Trustworthy Blockchain-based Federated Learning for Electronic Health Records: Securing Participant Identity with Decentralized Identifiers and Verifiable Credentials
Rodrigo Tertulino, Ricardo Almeida, Laercio Alencar
TL;DR
This work presents TBFL, a security-first framework for federated learning on electronic health records that anchors trust in cryptographic institutional identity using Decentralized Identifiers (DIDs) and Verifiable Credentials (VCs). By gating participation with SSI-based authentication and coupling it to blockchain-managed access control, TBFL prevents Sybil and poisoning attacks while maintaining strong clinical utility demonstrated on the MIMIC-IV mortality prediction task (AUC $=0.954$, Recall $=0.890$). The architecture stores only lightweight on-chain proofs (IPFS CIDs and credential hashes), achieving near-zero on-chain overhead, transparent auditability, and an economically feasible operation (approximately $18 for 100 rounds across multiple institutions). These results indicate that identity-first security can enable scalable, compliant, inter-institutional health data collaboration without sacrificing performance or budget, and the framework offers a reusable blueprint for secure collaborative learning in other privacy-sensitive domains.
Abstract
The digitization of healthcare has generated massive volumes of Electronic Health Records (EHRs), offering unprecedented opportunities for training Artificial Intelligence (AI) models. However, stringent privacy regulations such as GDPR and HIPAA have created data silos that prevent centralized training. Federated Learning (FL) has emerged as a promising solution that enables collaborative model training without sharing raw patient data. Despite its potential, FL remains vulnerable to poisoning and Sybil attacks, in which malicious participants corrupt the global model or infiltrate the network using fake identities.
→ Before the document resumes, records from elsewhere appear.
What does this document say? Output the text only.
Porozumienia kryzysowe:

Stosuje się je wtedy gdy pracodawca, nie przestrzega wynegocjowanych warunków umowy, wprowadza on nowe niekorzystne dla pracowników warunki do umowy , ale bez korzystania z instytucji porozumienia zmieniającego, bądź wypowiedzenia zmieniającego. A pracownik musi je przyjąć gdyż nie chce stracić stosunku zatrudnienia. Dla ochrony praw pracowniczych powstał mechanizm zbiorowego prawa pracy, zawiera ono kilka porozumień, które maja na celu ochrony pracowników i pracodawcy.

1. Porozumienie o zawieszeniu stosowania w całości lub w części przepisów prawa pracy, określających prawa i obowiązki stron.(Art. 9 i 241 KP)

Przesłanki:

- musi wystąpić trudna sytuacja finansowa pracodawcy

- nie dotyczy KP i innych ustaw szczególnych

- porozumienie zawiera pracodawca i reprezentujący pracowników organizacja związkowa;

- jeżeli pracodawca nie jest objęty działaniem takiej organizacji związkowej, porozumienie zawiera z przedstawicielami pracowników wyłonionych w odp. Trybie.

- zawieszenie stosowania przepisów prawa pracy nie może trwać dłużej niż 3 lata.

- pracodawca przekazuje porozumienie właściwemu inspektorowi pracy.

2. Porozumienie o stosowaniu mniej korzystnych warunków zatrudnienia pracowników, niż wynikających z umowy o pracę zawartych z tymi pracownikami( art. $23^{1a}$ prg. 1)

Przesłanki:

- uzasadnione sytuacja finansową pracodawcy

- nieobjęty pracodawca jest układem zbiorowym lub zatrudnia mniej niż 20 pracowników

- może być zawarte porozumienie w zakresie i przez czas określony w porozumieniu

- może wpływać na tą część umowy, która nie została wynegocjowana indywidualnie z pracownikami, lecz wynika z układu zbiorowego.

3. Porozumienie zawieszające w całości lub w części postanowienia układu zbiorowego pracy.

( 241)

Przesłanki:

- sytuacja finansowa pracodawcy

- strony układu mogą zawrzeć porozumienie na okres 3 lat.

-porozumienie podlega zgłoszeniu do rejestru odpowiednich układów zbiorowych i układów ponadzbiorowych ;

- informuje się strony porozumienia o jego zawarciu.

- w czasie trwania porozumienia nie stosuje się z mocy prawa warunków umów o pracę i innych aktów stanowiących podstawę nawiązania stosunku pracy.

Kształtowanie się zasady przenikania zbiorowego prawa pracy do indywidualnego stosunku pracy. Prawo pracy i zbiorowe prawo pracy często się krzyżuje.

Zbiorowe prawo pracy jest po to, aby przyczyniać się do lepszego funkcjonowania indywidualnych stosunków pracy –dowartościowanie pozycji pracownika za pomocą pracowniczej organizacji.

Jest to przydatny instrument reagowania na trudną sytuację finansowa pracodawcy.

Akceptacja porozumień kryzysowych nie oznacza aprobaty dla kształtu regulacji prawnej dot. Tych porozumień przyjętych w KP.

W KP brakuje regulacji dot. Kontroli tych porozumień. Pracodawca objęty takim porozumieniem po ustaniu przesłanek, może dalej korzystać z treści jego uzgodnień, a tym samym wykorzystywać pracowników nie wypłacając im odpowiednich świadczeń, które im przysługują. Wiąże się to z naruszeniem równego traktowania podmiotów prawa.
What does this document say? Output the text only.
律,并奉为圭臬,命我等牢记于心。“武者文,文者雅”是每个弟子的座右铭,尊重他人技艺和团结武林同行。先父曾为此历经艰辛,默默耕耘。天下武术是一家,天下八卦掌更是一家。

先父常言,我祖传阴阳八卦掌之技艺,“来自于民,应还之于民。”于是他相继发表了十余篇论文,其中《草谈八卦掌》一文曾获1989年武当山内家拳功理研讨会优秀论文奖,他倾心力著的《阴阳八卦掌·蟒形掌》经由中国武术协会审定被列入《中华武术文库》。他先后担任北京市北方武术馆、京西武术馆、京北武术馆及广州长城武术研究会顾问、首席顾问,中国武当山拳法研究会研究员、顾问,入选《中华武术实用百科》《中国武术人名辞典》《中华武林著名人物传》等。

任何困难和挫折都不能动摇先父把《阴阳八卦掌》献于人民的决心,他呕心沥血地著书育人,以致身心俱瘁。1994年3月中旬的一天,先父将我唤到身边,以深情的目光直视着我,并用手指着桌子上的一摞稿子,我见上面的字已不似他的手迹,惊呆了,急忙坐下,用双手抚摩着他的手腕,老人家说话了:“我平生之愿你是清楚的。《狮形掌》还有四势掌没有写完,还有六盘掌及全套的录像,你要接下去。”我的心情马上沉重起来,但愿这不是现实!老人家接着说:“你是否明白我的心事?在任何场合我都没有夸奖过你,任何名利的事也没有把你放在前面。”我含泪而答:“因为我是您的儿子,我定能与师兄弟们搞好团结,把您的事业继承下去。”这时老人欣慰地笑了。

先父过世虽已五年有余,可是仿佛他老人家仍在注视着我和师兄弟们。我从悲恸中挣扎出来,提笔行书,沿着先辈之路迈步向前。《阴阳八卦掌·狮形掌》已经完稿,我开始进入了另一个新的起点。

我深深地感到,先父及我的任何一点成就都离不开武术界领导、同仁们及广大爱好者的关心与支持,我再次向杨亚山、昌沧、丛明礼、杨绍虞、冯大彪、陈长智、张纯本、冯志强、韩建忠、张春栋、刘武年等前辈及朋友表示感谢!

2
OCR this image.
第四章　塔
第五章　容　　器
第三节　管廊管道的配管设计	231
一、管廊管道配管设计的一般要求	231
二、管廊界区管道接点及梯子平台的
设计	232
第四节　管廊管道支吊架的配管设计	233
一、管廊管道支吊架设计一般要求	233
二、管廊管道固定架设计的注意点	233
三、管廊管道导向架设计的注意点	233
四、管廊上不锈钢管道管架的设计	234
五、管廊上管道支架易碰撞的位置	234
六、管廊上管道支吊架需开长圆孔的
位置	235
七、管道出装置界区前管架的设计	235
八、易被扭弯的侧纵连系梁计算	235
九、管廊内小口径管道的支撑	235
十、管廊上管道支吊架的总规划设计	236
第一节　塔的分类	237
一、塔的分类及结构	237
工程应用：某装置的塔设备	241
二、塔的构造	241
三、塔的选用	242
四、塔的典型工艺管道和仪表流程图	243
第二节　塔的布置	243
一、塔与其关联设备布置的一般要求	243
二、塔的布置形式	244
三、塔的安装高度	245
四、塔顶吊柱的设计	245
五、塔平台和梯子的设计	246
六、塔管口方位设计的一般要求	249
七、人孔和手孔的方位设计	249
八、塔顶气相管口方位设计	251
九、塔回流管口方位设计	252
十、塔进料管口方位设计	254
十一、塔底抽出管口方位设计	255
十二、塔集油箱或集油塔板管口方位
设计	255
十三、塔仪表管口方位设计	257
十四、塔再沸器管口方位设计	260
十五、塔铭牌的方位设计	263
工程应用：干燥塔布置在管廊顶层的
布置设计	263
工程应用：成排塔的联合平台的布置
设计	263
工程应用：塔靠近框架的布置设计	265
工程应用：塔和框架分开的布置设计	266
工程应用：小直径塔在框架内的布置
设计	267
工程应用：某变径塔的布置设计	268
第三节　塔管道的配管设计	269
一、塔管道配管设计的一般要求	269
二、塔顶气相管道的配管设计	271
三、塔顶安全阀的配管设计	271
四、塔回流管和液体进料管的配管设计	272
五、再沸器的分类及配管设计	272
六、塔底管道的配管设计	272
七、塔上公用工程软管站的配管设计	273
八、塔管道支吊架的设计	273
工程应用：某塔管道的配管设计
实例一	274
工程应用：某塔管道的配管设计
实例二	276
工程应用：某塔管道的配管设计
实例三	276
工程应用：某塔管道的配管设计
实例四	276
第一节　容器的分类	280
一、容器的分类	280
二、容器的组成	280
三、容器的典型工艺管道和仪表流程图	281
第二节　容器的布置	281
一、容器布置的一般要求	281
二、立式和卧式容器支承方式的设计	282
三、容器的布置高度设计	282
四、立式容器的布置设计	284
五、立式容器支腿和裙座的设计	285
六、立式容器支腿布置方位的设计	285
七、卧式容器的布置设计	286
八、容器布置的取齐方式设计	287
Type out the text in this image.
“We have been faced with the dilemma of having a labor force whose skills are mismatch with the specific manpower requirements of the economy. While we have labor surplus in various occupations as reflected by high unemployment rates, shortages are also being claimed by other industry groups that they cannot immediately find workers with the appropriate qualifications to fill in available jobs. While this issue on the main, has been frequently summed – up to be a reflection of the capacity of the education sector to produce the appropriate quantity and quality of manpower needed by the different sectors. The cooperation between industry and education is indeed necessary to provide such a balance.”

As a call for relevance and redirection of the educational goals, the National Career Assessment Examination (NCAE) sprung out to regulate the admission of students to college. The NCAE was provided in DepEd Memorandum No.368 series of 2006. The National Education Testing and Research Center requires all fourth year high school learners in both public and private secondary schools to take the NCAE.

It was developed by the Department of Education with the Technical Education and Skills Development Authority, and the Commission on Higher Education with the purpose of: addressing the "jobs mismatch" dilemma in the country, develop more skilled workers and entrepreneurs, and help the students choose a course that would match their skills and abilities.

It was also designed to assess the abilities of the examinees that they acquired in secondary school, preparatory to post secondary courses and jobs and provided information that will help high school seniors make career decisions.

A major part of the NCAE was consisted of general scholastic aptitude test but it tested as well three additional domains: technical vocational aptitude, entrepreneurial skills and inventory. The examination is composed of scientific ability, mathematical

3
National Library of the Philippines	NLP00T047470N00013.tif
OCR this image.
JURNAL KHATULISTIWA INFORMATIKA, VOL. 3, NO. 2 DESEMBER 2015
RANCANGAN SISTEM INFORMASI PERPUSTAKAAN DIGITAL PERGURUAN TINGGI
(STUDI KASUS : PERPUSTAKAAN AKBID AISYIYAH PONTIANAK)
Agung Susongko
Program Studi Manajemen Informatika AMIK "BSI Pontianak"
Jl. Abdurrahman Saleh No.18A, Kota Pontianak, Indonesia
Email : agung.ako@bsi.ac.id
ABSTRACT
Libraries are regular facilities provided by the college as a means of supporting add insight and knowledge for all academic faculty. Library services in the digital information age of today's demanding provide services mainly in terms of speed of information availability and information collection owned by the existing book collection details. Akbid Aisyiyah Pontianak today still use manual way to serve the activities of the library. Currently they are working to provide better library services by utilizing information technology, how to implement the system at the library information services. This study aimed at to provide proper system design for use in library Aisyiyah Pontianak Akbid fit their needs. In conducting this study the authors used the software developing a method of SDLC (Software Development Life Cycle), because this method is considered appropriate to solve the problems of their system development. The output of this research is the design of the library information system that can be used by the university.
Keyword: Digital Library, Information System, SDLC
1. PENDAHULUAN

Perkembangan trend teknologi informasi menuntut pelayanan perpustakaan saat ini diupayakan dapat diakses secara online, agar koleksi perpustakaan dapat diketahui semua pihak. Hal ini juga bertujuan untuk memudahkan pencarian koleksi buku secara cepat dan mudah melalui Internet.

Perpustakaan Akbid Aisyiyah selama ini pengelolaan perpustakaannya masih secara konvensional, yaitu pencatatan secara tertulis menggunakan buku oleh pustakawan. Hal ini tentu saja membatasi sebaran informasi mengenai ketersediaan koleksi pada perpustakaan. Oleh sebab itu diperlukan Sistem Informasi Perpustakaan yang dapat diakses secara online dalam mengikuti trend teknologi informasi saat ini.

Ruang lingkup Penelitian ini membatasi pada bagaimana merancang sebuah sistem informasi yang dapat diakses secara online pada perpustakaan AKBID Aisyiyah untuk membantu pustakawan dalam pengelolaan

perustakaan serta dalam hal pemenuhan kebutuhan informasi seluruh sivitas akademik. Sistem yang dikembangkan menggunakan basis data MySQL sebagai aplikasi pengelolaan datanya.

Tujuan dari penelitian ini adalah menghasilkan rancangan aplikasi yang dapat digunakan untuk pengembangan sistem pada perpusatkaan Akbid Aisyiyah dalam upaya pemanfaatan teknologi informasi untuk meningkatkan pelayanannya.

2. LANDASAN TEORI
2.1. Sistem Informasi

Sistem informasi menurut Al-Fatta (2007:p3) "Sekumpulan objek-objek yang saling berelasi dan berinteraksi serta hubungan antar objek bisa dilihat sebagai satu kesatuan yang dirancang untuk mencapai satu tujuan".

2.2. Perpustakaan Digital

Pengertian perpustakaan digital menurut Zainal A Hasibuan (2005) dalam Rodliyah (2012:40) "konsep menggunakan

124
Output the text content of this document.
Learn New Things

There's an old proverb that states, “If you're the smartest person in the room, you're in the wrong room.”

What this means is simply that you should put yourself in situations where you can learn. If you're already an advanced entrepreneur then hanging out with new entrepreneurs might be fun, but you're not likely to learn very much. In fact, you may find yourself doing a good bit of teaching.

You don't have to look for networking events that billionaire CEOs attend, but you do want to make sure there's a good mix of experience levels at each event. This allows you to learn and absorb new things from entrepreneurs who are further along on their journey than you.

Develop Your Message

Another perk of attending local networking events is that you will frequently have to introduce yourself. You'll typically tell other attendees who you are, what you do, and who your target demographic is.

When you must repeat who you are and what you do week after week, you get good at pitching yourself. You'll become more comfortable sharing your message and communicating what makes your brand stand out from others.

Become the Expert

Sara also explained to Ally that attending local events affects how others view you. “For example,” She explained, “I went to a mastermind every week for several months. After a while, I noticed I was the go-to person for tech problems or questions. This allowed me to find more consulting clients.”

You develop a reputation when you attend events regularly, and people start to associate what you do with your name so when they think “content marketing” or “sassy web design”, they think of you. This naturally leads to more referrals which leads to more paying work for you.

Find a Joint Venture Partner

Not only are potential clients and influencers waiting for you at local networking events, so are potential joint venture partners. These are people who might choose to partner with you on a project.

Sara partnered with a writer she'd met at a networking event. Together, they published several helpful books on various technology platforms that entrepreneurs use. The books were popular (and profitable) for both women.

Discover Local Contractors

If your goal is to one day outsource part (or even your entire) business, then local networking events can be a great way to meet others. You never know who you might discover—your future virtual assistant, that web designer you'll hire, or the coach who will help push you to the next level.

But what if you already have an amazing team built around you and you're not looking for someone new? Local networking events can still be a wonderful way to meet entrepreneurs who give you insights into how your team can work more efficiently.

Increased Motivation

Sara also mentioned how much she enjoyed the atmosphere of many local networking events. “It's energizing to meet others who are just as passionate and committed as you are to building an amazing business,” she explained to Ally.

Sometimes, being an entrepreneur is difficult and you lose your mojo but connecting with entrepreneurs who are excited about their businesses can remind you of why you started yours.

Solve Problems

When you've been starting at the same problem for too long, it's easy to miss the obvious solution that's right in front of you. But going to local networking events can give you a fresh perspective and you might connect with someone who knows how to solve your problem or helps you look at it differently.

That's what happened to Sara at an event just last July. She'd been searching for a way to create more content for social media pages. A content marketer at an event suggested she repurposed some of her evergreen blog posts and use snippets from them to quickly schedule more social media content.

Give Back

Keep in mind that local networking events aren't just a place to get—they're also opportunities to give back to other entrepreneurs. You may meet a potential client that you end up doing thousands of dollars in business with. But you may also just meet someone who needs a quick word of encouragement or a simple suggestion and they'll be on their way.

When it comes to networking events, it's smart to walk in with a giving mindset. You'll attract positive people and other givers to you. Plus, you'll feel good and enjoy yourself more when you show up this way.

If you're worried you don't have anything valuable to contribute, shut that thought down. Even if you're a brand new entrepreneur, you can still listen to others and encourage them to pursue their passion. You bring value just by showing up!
While recent approaches integrate Blockchain technology for auditability, they predominantly rely on probabilistic reputation systems rather than robust cryptographic identity verification. This paper proposes a Trustworthy Blockchain-based Federated Learning (TBFL) framework integrating Self-Sovereign Identity (SSI) standards. By leveraging Decentralized Identifiers (DIDs) and Verifiable Credentials (VCs), our architecture ensures only authenticated healthcare entities contribute to the global model. Through comprehensive evaluation using the MIMIC-IV dataset, we demonstrate that anchoring trust in cryptographic identity verification rather than behavioral patterns significantly mitigates security risks while maintaining clinical utility. Our results show the framework successfully neutralizes 100% of Sybil attacks, achieves robust predictive performance (AUC = 0.954, Recall = 0.890), and introduces negligible computational overhead (<0.12%). The approach provides a secure, scalable, and economically viable ecosystem for inter-institutional health data collaboration, with total operational costs of approximately $18 for 100 training rounds across multiple institutions.